For my banners, my sister kindly created through her Corel Paintshop software and my covers I used a very old Adobe Photoshop CS2 which you can acquire for free off of their personal website (just create an account with them and you can download any older versions of the software, they do have a list of the software and product codes for you so don’t worry about that.)
What new projects are you working on or are excited about right now?
Other than the first book in the series, I have written book 2 (but still needs editing) The Dragon’s Slumber: Whispering Souls and book 3 Dark Magic: Living Souls showcasing on Inkshares. There are several chapters that have been uploaded for anyone to peruse at any time.
I have also created two ideas – one based on science fiction called ‘The Dreamers’ – which is about a small community living in 2353, who have the ability to not only control and shape their dreams but also other peoples and a police force called ‘The Dream Catchers’ devote their lives in catching these people – and the second is another fantasy called ‘Dragonborn’ and this idea revolves around dragon’s being given the ability to change into human form (some were even born as human) and live secretly amongst human society.
What do you read? What are your favorite books and who are your favorite authors?

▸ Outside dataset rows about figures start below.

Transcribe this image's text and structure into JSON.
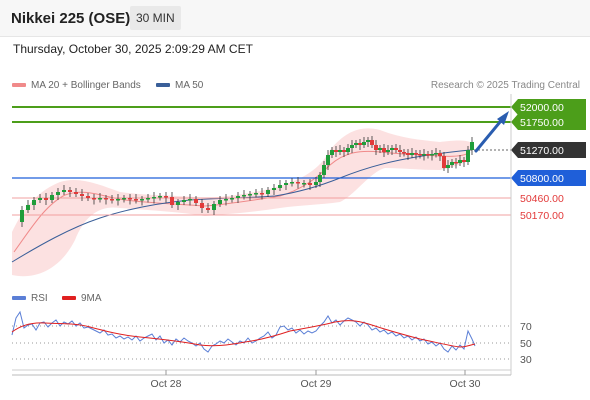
{
  "header": {
    "title": "Nikkei 225 (OSE)",
    "interval": "30 MIN"
  },
  "timestamp": "Thursday, October 30, 2025 2:09:29 AM CET",
  "legend": {
    "ma20_bb": "MA 20 + Bollinger Bands",
    "ma50": "MA 50",
    "credit": "Research © 2025 Trading Central"
  },
  "levels": [
    {
      "label": "52000.00",
      "value": 52000,
      "style": "green-box"
    },
    {
      "label": "51750.00",
      "value": 51750,
      "style": "green-box"
    },
    {
      "label": "51270.00",
      "value": 51270,
      "style": "dark-box"
    },
    {
      "label": "50800.00",
      "value": 50800,
      "style": "blue-box"
    },
    {
      "label": "50460.00",
      "value": 50460,
      "style": "red-text"
    },
    {
      "label": "50170.00",
      "value": 50170,
      "style": "red-text"
    }
  ],
  "rsi_panel": {
    "rsi_label": "RSI",
    "ma_label": "9MA",
    "ticks": [
      "70",
      "50",
      "30"
    ]
  },
  "x_axis": [
    "Oct 28",
    "Oct 29",
    "Oct 30"
  ],
  "colors": {
    "green": "#4c9e1a",
    "blue": "#1f5fd9",
    "red": "#e23a3a",
    "ma50": "#3a5f99",
    "bollinger": "#f7c5c5",
    "rsi": "#5b7fd6",
    "rsi_ma": "#e02020"
  },
  "chart_data": {
    "type": "line",
    "ylim": [
      49200,
      52100
    ],
    "x": [
      "Oct 28",
      "Oct 29",
      "Oct 30"
    ],
    "series": [
      {
        "name": "MA 50",
        "values": [
          49950,
          50550,
          51200
        ]
      },
      {
        "name": "RSI",
        "values": [
          56,
          48,
          60
        ]
      }
    ]
  }
}
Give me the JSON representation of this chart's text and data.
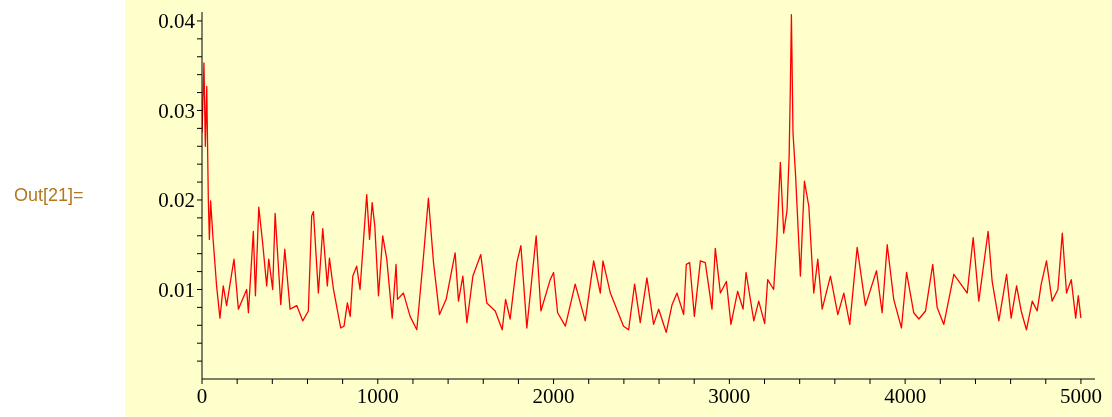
{
  "chart_data": {
    "type": "line",
    "annotations": [
      "Out[21]="
    ],
    "x": [
      0,
      11,
      19,
      27,
      36,
      42,
      49,
      61,
      83,
      102,
      121,
      140,
      182,
      207,
      254,
      264,
      292,
      304,
      323,
      345,
      368,
      380,
      402,
      416,
      448,
      471,
      501,
      539,
      573,
      605,
      624,
      634,
      662,
      687,
      713,
      725,
      748,
      789,
      808,
      827,
      843,
      858,
      880,
      899,
      937,
      953,
      968,
      983,
      1004,
      1028,
      1051,
      1082,
      1104,
      1112,
      1146,
      1184,
      1222,
      1260,
      1288,
      1317,
      1351,
      1389,
      1440,
      1459,
      1484,
      1507,
      1541,
      1586,
      1620,
      1668,
      1708,
      1727,
      1753,
      1791,
      1814,
      1848,
      1901,
      1928,
      1981,
      2000,
      2023,
      2067,
      2123,
      2180,
      2228,
      2266,
      2281,
      2323,
      2398,
      2427,
      2461,
      2493,
      2531,
      2569,
      2598,
      2641,
      2674,
      2702,
      2740,
      2755,
      2774,
      2801,
      2835,
      2863,
      2901,
      2920,
      2949,
      2983,
      3009,
      3047,
      3078,
      3095,
      3139,
      3167,
      3201,
      3218,
      3252,
      3271,
      3290,
      3309,
      3328,
      3340,
      3347,
      3353,
      3362,
      3376,
      3404,
      3427,
      3452,
      3480,
      3503,
      3528,
      3575,
      3617,
      3651,
      3685,
      3727,
      3774,
      3837,
      3869,
      3898,
      3935,
      3979,
      4008,
      4049,
      4078,
      4116,
      4157,
      4182,
      4220,
      4277,
      4324,
      4353,
      4387,
      4419,
      4472,
      4495,
      4533,
      4577,
      4603,
      4634,
      4660,
      4690,
      4723,
      4751,
      4774,
      4804,
      4836,
      4869,
      4894,
      4918,
      4945,
      4970,
      4985,
      5000
    ],
    "series": [
      {
        "color": "#ff0000",
        "values": [
          0.0275,
          0.0353,
          0.026,
          0.0327,
          0.02,
          0.0156,
          0.0199,
          0.0162,
          0.0104,
          0.0068,
          0.0104,
          0.0082,
          0.0134,
          0.0078,
          0.01,
          0.0074,
          0.0165,
          0.0093,
          0.0192,
          0.0152,
          0.0104,
          0.0134,
          0.01,
          0.0185,
          0.0083,
          0.0145,
          0.0078,
          0.0082,
          0.0065,
          0.0076,
          0.0182,
          0.0187,
          0.0096,
          0.0168,
          0.0104,
          0.0135,
          0.01,
          0.0057,
          0.0059,
          0.0085,
          0.007,
          0.0115,
          0.0126,
          0.01,
          0.0206,
          0.0156,
          0.0197,
          0.0171,
          0.0093,
          0.016,
          0.0134,
          0.0068,
          0.0128,
          0.0089,
          0.0096,
          0.007,
          0.0055,
          0.0137,
          0.0202,
          0.013,
          0.0072,
          0.0089,
          0.0141,
          0.0087,
          0.0115,
          0.0063,
          0.0115,
          0.0139,
          0.0085,
          0.0076,
          0.0055,
          0.0089,
          0.0067,
          0.013,
          0.0149,
          0.0057,
          0.016,
          0.0076,
          0.0111,
          0.0119,
          0.0074,
          0.0059,
          0.0106,
          0.0065,
          0.0132,
          0.0096,
          0.0132,
          0.0096,
          0.0059,
          0.0055,
          0.0106,
          0.0063,
          0.0113,
          0.0061,
          0.0078,
          0.0052,
          0.0083,
          0.0096,
          0.0072,
          0.0128,
          0.013,
          0.007,
          0.0132,
          0.013,
          0.0078,
          0.0146,
          0.0096,
          0.0109,
          0.0061,
          0.0098,
          0.0078,
          0.0119,
          0.0065,
          0.0087,
          0.0062,
          0.0111,
          0.01,
          0.016,
          0.0242,
          0.0163,
          0.0188,
          0.0249,
          0.0327,
          0.0407,
          0.0275,
          0.023,
          0.0115,
          0.0221,
          0.0193,
          0.0096,
          0.0134,
          0.0078,
          0.0115,
          0.0072,
          0.0096,
          0.0061,
          0.0147,
          0.0082,
          0.0121,
          0.0074,
          0.015,
          0.0089,
          0.0057,
          0.0119,
          0.0074,
          0.0067,
          0.0076,
          0.0128,
          0.008,
          0.0061,
          0.0117,
          0.0104,
          0.0096,
          0.0158,
          0.0087,
          0.0165,
          0.0109,
          0.0065,
          0.0117,
          0.0068,
          0.0104,
          0.0076,
          0.0055,
          0.0087,
          0.0076,
          0.0106,
          0.0132,
          0.0087,
          0.01,
          0.0163,
          0.0096,
          0.0111,
          0.0068,
          0.0093,
          0.0068
        ]
      }
    ],
    "xlim": [
      0,
      5080
    ],
    "xticks": [
      0,
      {
        "value": 200,
        "label": null
      },
      {
        "value": 400,
        "label": null
      },
      {
        "value": 600,
        "label": null
      },
      {
        "value": 800,
        "label": null
      },
      1000,
      {
        "value": 1200,
        "label": null
      },
      {
        "value": 1400,
        "label": null
      },
      {
        "value": 1600,
        "label": null
      },
      {
        "value": 1800,
        "label": null
      },
      2000,
      {
        "value": 2200,
        "label": null
      },
      {
        "value": 2400,
        "label": null
      },
      {
        "value": 2600,
        "label": null
      },
      {
        "value": 2800,
        "label": null
      },
      3000,
      {
        "value": 3200,
        "label": null
      },
      {
        "value": 3400,
        "label": null
      },
      {
        "value": 3600,
        "label": null
      },
      {
        "value": 3800,
        "label": null
      },
      4000,
      {
        "value": 4200,
        "label": null
      },
      {
        "value": 4400,
        "label": null
      },
      {
        "value": 4600,
        "label": null
      },
      {
        "value": 4800,
        "label": null
      },
      5000
    ],
    "ylim": [
      0,
      0.041
    ],
    "yticks": [
      {
        "value": 0.002,
        "label": null
      },
      {
        "value": 0.004,
        "label": null
      },
      {
        "value": 0.006,
        "label": null
      },
      {
        "value": 0.008,
        "label": null
      },
      0.01,
      {
        "value": 0.012,
        "label": null
      },
      {
        "value": 0.014,
        "label": null
      },
      {
        "value": 0.016,
        "label": null
      },
      {
        "value": 0.018,
        "label": null
      },
      0.02,
      {
        "value": 0.022,
        "label": null
      },
      {
        "value": 0.024,
        "label": null
      },
      {
        "value": 0.026,
        "label": null
      },
      {
        "value": 0.028,
        "label": null
      },
      0.03,
      {
        "value": 0.032,
        "label": null
      },
      {
        "value": 0.034,
        "label": null
      },
      {
        "value": 0.036,
        "label": null
      },
      {
        "value": 0.038,
        "label": null
      },
      0.04
    ],
    "grid": false,
    "legend": false,
    "marker": "none",
    "line_style": "solid"
  }
}
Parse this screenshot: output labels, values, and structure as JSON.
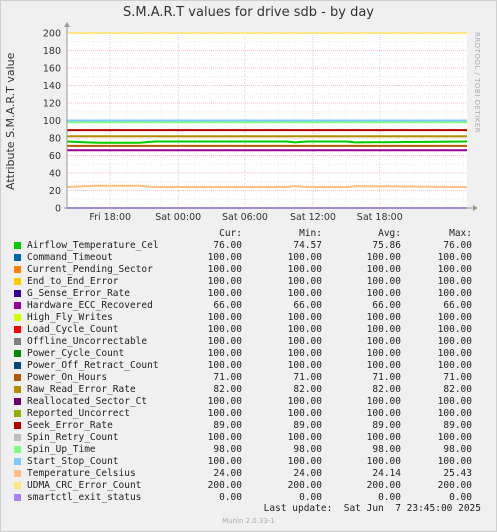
{
  "chart_data": {
    "type": "line",
    "title": "S.M.A.R.T values for drive sdb - by day",
    "ylabel": "Attribute S.M.A.R.T value",
    "xlabel": "",
    "ylim": [
      0,
      200
    ],
    "yticks": [
      0,
      20,
      40,
      60,
      80,
      100,
      120,
      140,
      160,
      180,
      200
    ],
    "x_ticks": [
      "Fri 18:00",
      "Sat 00:00",
      "Sat 06:00",
      "Sat 12:00",
      "Sat 18:00"
    ],
    "grid": true,
    "legend_placement": "bottom",
    "series": [
      {
        "name": "Airflow_Temperature_Cel",
        "color": "#00cc00",
        "cur": "76.00",
        "min": "74.57",
        "avg": "75.86",
        "max": "76.00",
        "values": [
          [
            0,
            76
          ],
          [
            0.05,
            75
          ],
          [
            0.08,
            74.6
          ],
          [
            0.18,
            74.6
          ],
          [
            0.22,
            76
          ],
          [
            0.55,
            76
          ],
          [
            0.57,
            75
          ],
          [
            0.6,
            76
          ],
          [
            0.7,
            76
          ],
          [
            0.72,
            75
          ],
          [
            1,
            76
          ]
        ]
      },
      {
        "name": "Command_Timeout",
        "color": "#0066b3",
        "cur": "100.00",
        "min": "100.00",
        "avg": "100.00",
        "max": "100.00",
        "values": [
          [
            0,
            100
          ],
          [
            1,
            100
          ]
        ]
      },
      {
        "name": "Current_Pending_Sector",
        "color": "#ff8000",
        "cur": "100.00",
        "min": "100.00",
        "avg": "100.00",
        "max": "100.00",
        "values": [
          [
            0,
            100
          ],
          [
            1,
            100
          ]
        ]
      },
      {
        "name": "End_to_End_Error",
        "color": "#ffcc00",
        "cur": "100.00",
        "min": "100.00",
        "avg": "100.00",
        "max": "100.00",
        "values": [
          [
            0,
            100
          ],
          [
            1,
            100
          ]
        ]
      },
      {
        "name": "G_Sense_Error_Rate",
        "color": "#330099",
        "cur": "100.00",
        "min": "100.00",
        "avg": "100.00",
        "max": "100.00",
        "values": [
          [
            0,
            100
          ],
          [
            1,
            100
          ]
        ]
      },
      {
        "name": "Hardware_ECC_Recovered",
        "color": "#990099",
        "cur": "66.00",
        "min": "66.00",
        "avg": "66.00",
        "max": "66.00",
        "values": [
          [
            0,
            66
          ],
          [
            1,
            66
          ]
        ]
      },
      {
        "name": "High_Fly_Writes",
        "color": "#ccff00",
        "cur": "100.00",
        "min": "100.00",
        "avg": "100.00",
        "max": "100.00",
        "values": [
          [
            0,
            100
          ],
          [
            1,
            100
          ]
        ]
      },
      {
        "name": "Load_Cycle_Count",
        "color": "#ff0000",
        "cur": "100.00",
        "min": "100.00",
        "avg": "100.00",
        "max": "100.00",
        "values": [
          [
            0,
            100
          ],
          [
            1,
            100
          ]
        ]
      },
      {
        "name": "Offline_Uncorrectable",
        "color": "#808080",
        "cur": "100.00",
        "min": "100.00",
        "avg": "100.00",
        "max": "100.00",
        "values": [
          [
            0,
            100
          ],
          [
            1,
            100
          ]
        ]
      },
      {
        "name": "Power_Cycle_Count",
        "color": "#008f00",
        "cur": "100.00",
        "min": "100.00",
        "avg": "100.00",
        "max": "100.00",
        "values": [
          [
            0,
            100
          ],
          [
            1,
            100
          ]
        ]
      },
      {
        "name": "Power_Off_Retract_Count",
        "color": "#00487d",
        "cur": "100.00",
        "min": "100.00",
        "avg": "100.00",
        "max": "100.00",
        "values": [
          [
            0,
            100
          ],
          [
            1,
            100
          ]
        ]
      },
      {
        "name": "Power_On_Hours",
        "color": "#b35a00",
        "cur": "71.00",
        "min": "71.00",
        "avg": "71.00",
        "max": "71.00",
        "values": [
          [
            0,
            71
          ],
          [
            1,
            71
          ]
        ]
      },
      {
        "name": "Raw_Read_Error_Rate",
        "color": "#b38f00",
        "cur": "82.00",
        "min": "82.00",
        "avg": "82.00",
        "max": "82.00",
        "values": [
          [
            0,
            82
          ],
          [
            1,
            82
          ]
        ]
      },
      {
        "name": "Reallocated_Sector_Ct",
        "color": "#6b006b",
        "cur": "100.00",
        "min": "100.00",
        "avg": "100.00",
        "max": "100.00",
        "values": [
          [
            0,
            100
          ],
          [
            1,
            100
          ]
        ]
      },
      {
        "name": "Reported_Uncorrect",
        "color": "#8fb300",
        "cur": "100.00",
        "min": "100.00",
        "avg": "100.00",
        "max": "100.00",
        "values": [
          [
            0,
            100
          ],
          [
            1,
            100
          ]
        ]
      },
      {
        "name": "Seek_Error_Rate",
        "color": "#b30000",
        "cur": "89.00",
        "min": "89.00",
        "avg": "89.00",
        "max": "89.00",
        "values": [
          [
            0,
            89
          ],
          [
            1,
            89
          ]
        ]
      },
      {
        "name": "Spin_Retry_Count",
        "color": "#bebebe",
        "cur": "100.00",
        "min": "100.00",
        "avg": "100.00",
        "max": "100.00",
        "values": [
          [
            0,
            100
          ],
          [
            1,
            100
          ]
        ]
      },
      {
        "name": "Spin_Up_Time",
        "color": "#80ff80",
        "cur": "98.00",
        "min": "98.00",
        "avg": "98.00",
        "max": "98.00",
        "values": [
          [
            0,
            98
          ],
          [
            1,
            98
          ]
        ]
      },
      {
        "name": "Start_Stop_Count",
        "color": "#80c9ff",
        "cur": "100.00",
        "min": "100.00",
        "avg": "100.00",
        "max": "100.00",
        "values": [
          [
            0,
            100
          ],
          [
            1,
            100
          ]
        ]
      },
      {
        "name": "Temperature_Celsius",
        "color": "#ffc080",
        "cur": "24.00",
        "min": "24.00",
        "avg": "24.14",
        "max": "25.43",
        "values": [
          [
            0,
            24
          ],
          [
            0.05,
            25
          ],
          [
            0.08,
            25.4
          ],
          [
            0.18,
            25.4
          ],
          [
            0.22,
            24
          ],
          [
            0.55,
            24
          ],
          [
            0.57,
            25
          ],
          [
            0.6,
            24
          ],
          [
            0.7,
            24
          ],
          [
            0.72,
            25
          ],
          [
            1,
            24
          ]
        ]
      },
      {
        "name": "UDMA_CRC_Error_Count",
        "color": "#ffe680",
        "cur": "200.00",
        "min": "200.00",
        "avg": "200.00",
        "max": "200.00",
        "values": [
          [
            0,
            200
          ],
          [
            1,
            200
          ]
        ]
      },
      {
        "name": "smartctl_exit_status",
        "color": "#aa80ff",
        "cur": "0.00",
        "min": "0.00",
        "avg": "0.00",
        "max": "0.00",
        "values": [
          [
            0,
            0
          ],
          [
            1,
            0
          ]
        ]
      }
    ]
  },
  "legend_header": {
    "cur": "Cur:",
    "min": "Min:",
    "avg": "Avg:",
    "max": "Max:"
  },
  "last_update": "Last update:  Sat Jun  7 23:45:00 2025",
  "vendor_text": "RRDTOOL / TOBI OETIKER",
  "footer": "Munin 2.0.33-1"
}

Although a lot of people who wrote in the fantasy genre would always point out how JRR Tolkien would inspire them (though he did help to inspire my imagination) but my heart lies with two distinguishable authors – Robin Hobb and Bernard Cornwall – one wrote historical fiction and the other fantasy – but both wrote such inspired novels that I fell in love with how they write almost immediately. Not only could you fall in love with their writing styles but also with their immersive worlds in which you felt entrapped with the characters that they wrote so well into the novels.
I love the last kingdom series by Bernard Cornwall and also Robin Hobb’s Fitz and the fool series too.
Do you have any advice for someone starting out as a writer?
Never give up. If you have written a novel already but are finding it tiring to find someone who would take it on or failing at several crowdfunding sites, never ever give in. You will be amazed at what might happen if you keep on pushing.
You will find that other authors you will come across will help you, whether it be feedback, sharing or even helping by buying a copy of your work, the people you will meet will help in more ways than one.
I suggest that if you don’t use Inkshares to crowdfund you work, at least upload your draft and several chapters, gather followers to your work and generate helpful comments and feedback. The new authors and even the readers on Inkshares are lovely people to get in contact with and there are even forums to help support you even more.
Is there anything else you’d like to share?
A lot of people would normally think “you don’t need to do research for a make believe world” but I can’t stress how much that is wrong. Doing research within the fantasy genre is essential to making a believable world even if it is practical research that you do. Historical history is a must to gleam insights into what your world could be like and it could even give you ideas for your story but another must read is actual events that have happened, religion, societies and communities all give you that edge to your believable world.
For my book I actually took up horse riding to be able to write in detail what and how it felt and even to fasten up or clean the tackle, saddle and girth. But I actually wanted to do horse riding my whole life, so that fulfilled a dream of mine at the same time. Doing this just gives you that more of an edge to your new book.
I would like to thank Kirsty for her time.